The aim of this course is to provide students with an understanding of how information systems (IS) can be exploited in organizations to achieve competitiveness or operational efficiency. It has a strong focus on managerial and organizational issues, in China and the West. Upon completion of this course, students should be able to: appreciate the strategic impact of information systems (IS) in today’s organizations, e.g., how managers can use IT to redesign products and services, organization processes, and organization structures; gain knowledge of key applications of information and communications technologies (ICT), and challenges in the implementation and adoption of IS; make informed decisions in IS planning and acquisition, e.g., to purchase, outsource, or internally develop IS.

This course aims at teaching students how to use economic insights and methodologies to make managerial decisions in practice.

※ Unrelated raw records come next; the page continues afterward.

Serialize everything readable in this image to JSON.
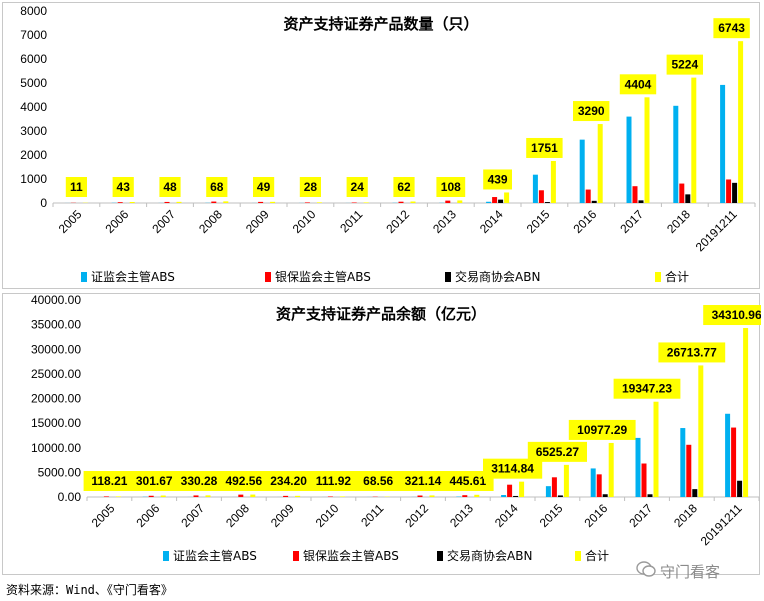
{
  "chart_data": [
    {
      "type": "bar",
      "title": "资产支持证券产品数量（只）",
      "categories": [
        "2005",
        "2006",
        "2007",
        "2008",
        "2009",
        "2010",
        "2011",
        "2012",
        "2013",
        "2014",
        "2015",
        "2016",
        "2017",
        "2018",
        "20191211"
      ],
      "ylim": [
        0,
        8000
      ],
      "yticks": [
        "0",
        "1000",
        "2000",
        "3000",
        "4000",
        "5000",
        "6000",
        "7000",
        "8000"
      ],
      "yticks_values": [
        0,
        1000,
        2000,
        3000,
        4000,
        5000,
        6000,
        7000,
        8000
      ],
      "legend_position": "bottom",
      "grid": false,
      "series": [
        {
          "name": "证监会主管ABS",
          "color": "#00B0F0",
          "values": [
            2,
            9,
            4,
            8,
            3,
            4,
            3,
            8,
            9,
            51,
            1180,
            2640,
            3600,
            4050,
            4920
          ]
        },
        {
          "name": "银保监会主管ABS",
          "color": "#FF0000",
          "values": [
            9,
            34,
            44,
            60,
            46,
            24,
            21,
            54,
            99,
            248,
            530,
            560,
            700,
            810,
            980
          ]
        },
        {
          "name": "交易商协会ABN",
          "color": "#000000",
          "values": [
            0,
            0,
            0,
            0,
            0,
            0,
            0,
            0,
            0,
            140,
            40,
            90,
            110,
            360,
            840
          ]
        },
        {
          "name": "合计",
          "color": "#FFFF00",
          "values": [
            11,
            43,
            48,
            68,
            49,
            28,
            24,
            62,
            108,
            439,
            1751,
            3290,
            4404,
            5224,
            6743
          ]
        }
      ],
      "total_labels": [
        "11",
        "43",
        "48",
        "68",
        "49",
        "28",
        "24",
        "62",
        "108",
        "439",
        "1751",
        "3290",
        "4404",
        "5224",
        "6743"
      ]
    },
    {
      "type": "bar",
      "title": "资产支持证券产品余额（亿元）",
      "categories": [
        "2005",
        "2006",
        "2007",
        "2008",
        "2009",
        "2010",
        "2011",
        "2012",
        "2013",
        "2014",
        "2015",
        "2016",
        "2017",
        "2018",
        "20191211"
      ],
      "ylim": [
        0,
        40000
      ],
      "yticks": [
        "0.00",
        "5000.00",
        "10000.00",
        "15000.00",
        "20000.00",
        "25000.00",
        "30000.00",
        "35000.00",
        "40000.00"
      ],
      "yticks_values": [
        0,
        5000,
        10000,
        15000,
        20000,
        25000,
        30000,
        35000,
        40000
      ],
      "legend_position": "bottom",
      "grid": false,
      "series": [
        {
          "name": "证监会主管ABS",
          "color": "#00B0F0",
          "values": [
            0,
            50,
            10,
            10,
            5,
            10,
            10,
            20,
            80,
            400,
            2200,
            5800,
            12000,
            14000,
            16900
          ]
        },
        {
          "name": "银保监会主管ABS",
          "color": "#FF0000",
          "values": [
            118.21,
            251.67,
            320.28,
            482.56,
            229.2,
            101.92,
            58.56,
            301.14,
            365.61,
            2500,
            4000,
            4600,
            6800,
            10600,
            14100
          ]
        },
        {
          "name": "交易商协会ABN",
          "color": "#000000",
          "values": [
            0,
            0,
            0,
            0,
            0,
            0,
            0,
            0,
            0,
            210,
            320,
            560,
            550,
            1600,
            3300
          ]
        },
        {
          "name": "合计",
          "color": "#FFFF00",
          "values": [
            118.21,
            301.67,
            330.28,
            492.56,
            234.2,
            111.92,
            68.56,
            321.14,
            445.61,
            3114.84,
            6525.27,
            10977.29,
            19347.23,
            26713.77,
            34310.96
          ]
        }
      ],
      "total_labels": [
        "118.21",
        "301.67",
        "330.28",
        "492.56",
        "234.20",
        "111.92",
        "68.56",
        "321.14",
        "445.61",
        "3114.84",
        "6525.27",
        "10977.29",
        "19347.23",
        "26713.77",
        "34310.96"
      ]
    }
  ],
  "source_text": "资料来源：Wind、《守门看客》",
  "watermark_text": "守门看客"
}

It will show from economics perspective how a company’s valuation is created and how a company’s valuation is maximized by best matching its product or service supply with its demand. It will also emphasize why supply and demand mismatching commonly exists in practice, and provide several economic insights and methodologies to address such issue. From taking this course, students are expected to know how to use economic tools to make managerial decisions in even complicated scenarios in practice and are prepared to take more advanced topics in economics and business management.

This course introduces basic concepts and techniques used in financial reporting systems from the perspective of managers and other users of accounting information. Students will learn how economic transactions are recorded and translated into accounting information useful in the decision-making process of managers and others (such as investors, creditors, etc.). By the end of this module students should be able to: understand basic concepts and principles underlying financial statements; understand how to identify, record, and communicate accounting information; analyze and interpret financial statements including balance sheet, income statement and cash flow statement, and evaluate a firm’s performance.